Variations on a Theme by Paganini

Variations on a Theme by Paganini (1941) is one of Witold Lutosławski ‘s most popular works. It was originally written for two pianos. The story of its composition takes us to the time of the German occupation of Poland in 1939. Lutosławski managed to flee Nazi captivity. He traveled 400 kilometers on foot without identification papers, hiding, to his home in Warsaw. In order to support himself, he accompanied the popular male vocal quartet “Chor Dana” in the Ziemiańska café.

He and fellow pianist Andrzej Panufnik (his fellow student, conductor and composer) formed a piano duo, performing in a few popular nightclubs: Aria, Art and Fashion, and At the Actresses. At that time, public concerts were banned in Poland and these establishments became art clubs where elite Polish performers made music on a daily basis.  In four years (starting in 1940), the Lutosławski-Panufnik duo performed about 1300 concerts. With “unbridled imagination” (as Panufnik recalled), the two created more than 200 free arrangements of works by Bach, Mozart, Schubert, Brahms, Tchaikovsky, Debussy, Stravinsky, Bizet, Johann Strauss Jr, Gershwin, Szymanowski… They also wrote playful paraphrases and improvised jazz pieces. The ensemble’s crowning number was a masterful transcription of Ravel’s Bolero.

Unfortunately, leaving the city in a hurry on the eve of the Warsaw Uprising, they left the manuscripts of their works there. The only survivors are the Variations on a Theme by Paganini, written by Lutosławski, which he took with several other scores of his own. They are based on the famous Caprice No. 24 in G minor for solo violin by Niccolò Paganini. It’s a dazzling virtuoso piece that inspired famous composers such as Franz Liszt, Johannes Brahms, Charles Camilleri, Eugène Isai, Sergei Rachmaninoff and others to make their own variations.

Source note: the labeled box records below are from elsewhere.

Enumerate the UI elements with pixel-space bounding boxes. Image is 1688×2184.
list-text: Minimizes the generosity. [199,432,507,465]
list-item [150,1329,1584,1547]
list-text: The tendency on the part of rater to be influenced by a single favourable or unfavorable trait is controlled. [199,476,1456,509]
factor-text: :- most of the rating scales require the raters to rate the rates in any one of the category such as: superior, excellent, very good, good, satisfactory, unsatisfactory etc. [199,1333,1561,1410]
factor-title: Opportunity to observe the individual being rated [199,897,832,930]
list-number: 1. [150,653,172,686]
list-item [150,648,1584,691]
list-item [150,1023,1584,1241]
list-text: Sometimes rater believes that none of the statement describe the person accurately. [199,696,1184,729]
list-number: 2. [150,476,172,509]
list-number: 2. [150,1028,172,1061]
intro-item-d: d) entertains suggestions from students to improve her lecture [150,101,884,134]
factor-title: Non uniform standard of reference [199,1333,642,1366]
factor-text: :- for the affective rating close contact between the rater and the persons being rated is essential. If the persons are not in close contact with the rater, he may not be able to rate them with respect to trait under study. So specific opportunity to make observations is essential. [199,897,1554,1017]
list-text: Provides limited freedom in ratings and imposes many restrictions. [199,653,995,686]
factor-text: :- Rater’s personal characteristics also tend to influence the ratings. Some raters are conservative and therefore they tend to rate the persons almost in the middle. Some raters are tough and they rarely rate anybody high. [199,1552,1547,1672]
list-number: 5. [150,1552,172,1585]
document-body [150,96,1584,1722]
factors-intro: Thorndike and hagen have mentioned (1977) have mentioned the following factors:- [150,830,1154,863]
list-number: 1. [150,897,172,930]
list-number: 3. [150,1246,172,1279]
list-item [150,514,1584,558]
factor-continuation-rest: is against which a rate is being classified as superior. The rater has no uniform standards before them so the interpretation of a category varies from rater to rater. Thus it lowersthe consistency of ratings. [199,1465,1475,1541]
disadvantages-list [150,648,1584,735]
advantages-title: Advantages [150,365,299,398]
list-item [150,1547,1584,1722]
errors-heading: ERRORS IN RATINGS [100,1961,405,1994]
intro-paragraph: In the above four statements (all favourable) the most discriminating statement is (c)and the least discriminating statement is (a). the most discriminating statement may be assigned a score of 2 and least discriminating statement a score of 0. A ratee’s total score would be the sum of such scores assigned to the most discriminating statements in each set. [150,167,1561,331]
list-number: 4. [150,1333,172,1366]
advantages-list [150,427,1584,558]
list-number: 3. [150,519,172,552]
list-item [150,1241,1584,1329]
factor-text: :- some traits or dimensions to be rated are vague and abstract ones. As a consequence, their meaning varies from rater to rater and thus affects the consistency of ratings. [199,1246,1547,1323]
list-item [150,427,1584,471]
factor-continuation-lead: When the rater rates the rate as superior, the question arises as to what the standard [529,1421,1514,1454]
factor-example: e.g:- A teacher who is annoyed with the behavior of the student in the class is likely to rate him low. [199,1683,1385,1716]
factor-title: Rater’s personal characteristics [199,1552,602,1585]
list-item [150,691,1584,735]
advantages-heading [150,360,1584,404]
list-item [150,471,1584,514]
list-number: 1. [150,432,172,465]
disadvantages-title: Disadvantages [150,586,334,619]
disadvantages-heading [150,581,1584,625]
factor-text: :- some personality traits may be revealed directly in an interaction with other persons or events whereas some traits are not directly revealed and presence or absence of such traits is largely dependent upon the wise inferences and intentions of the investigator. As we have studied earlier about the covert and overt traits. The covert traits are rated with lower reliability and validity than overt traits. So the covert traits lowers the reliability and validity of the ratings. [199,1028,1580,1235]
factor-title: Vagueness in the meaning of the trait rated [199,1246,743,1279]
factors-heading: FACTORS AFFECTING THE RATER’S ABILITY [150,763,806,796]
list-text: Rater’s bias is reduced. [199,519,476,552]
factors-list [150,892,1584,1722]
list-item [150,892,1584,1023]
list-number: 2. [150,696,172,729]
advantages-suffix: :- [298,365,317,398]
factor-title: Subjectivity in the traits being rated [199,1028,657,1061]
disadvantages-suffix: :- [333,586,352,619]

The Polish composer composed 12 variations and a Coda on Paganini’s theme. Partly a humorous parody, partly a defiant display of virtuosity, in which there is no shortage of symbolic imitations of acrobatic violin effects (pizzicati, glissandi, double tones, stunning passages). Retaining the original tonality of A minor, Lutosławski “embellishes” Paganini’s diatonicism with colourful chromaticisms, mocking dissonances, and bitonal triplets.

After the war the Variations on a Theme by Paganini was printed and performed with great success. In 1978, at the request of the pianist Felicja Blumental he revised the work for piano and orchestra. It was premiered in Miami on November 18, 1979 with the Florida Philharmonic Orchestra conducted by Brian Priestman.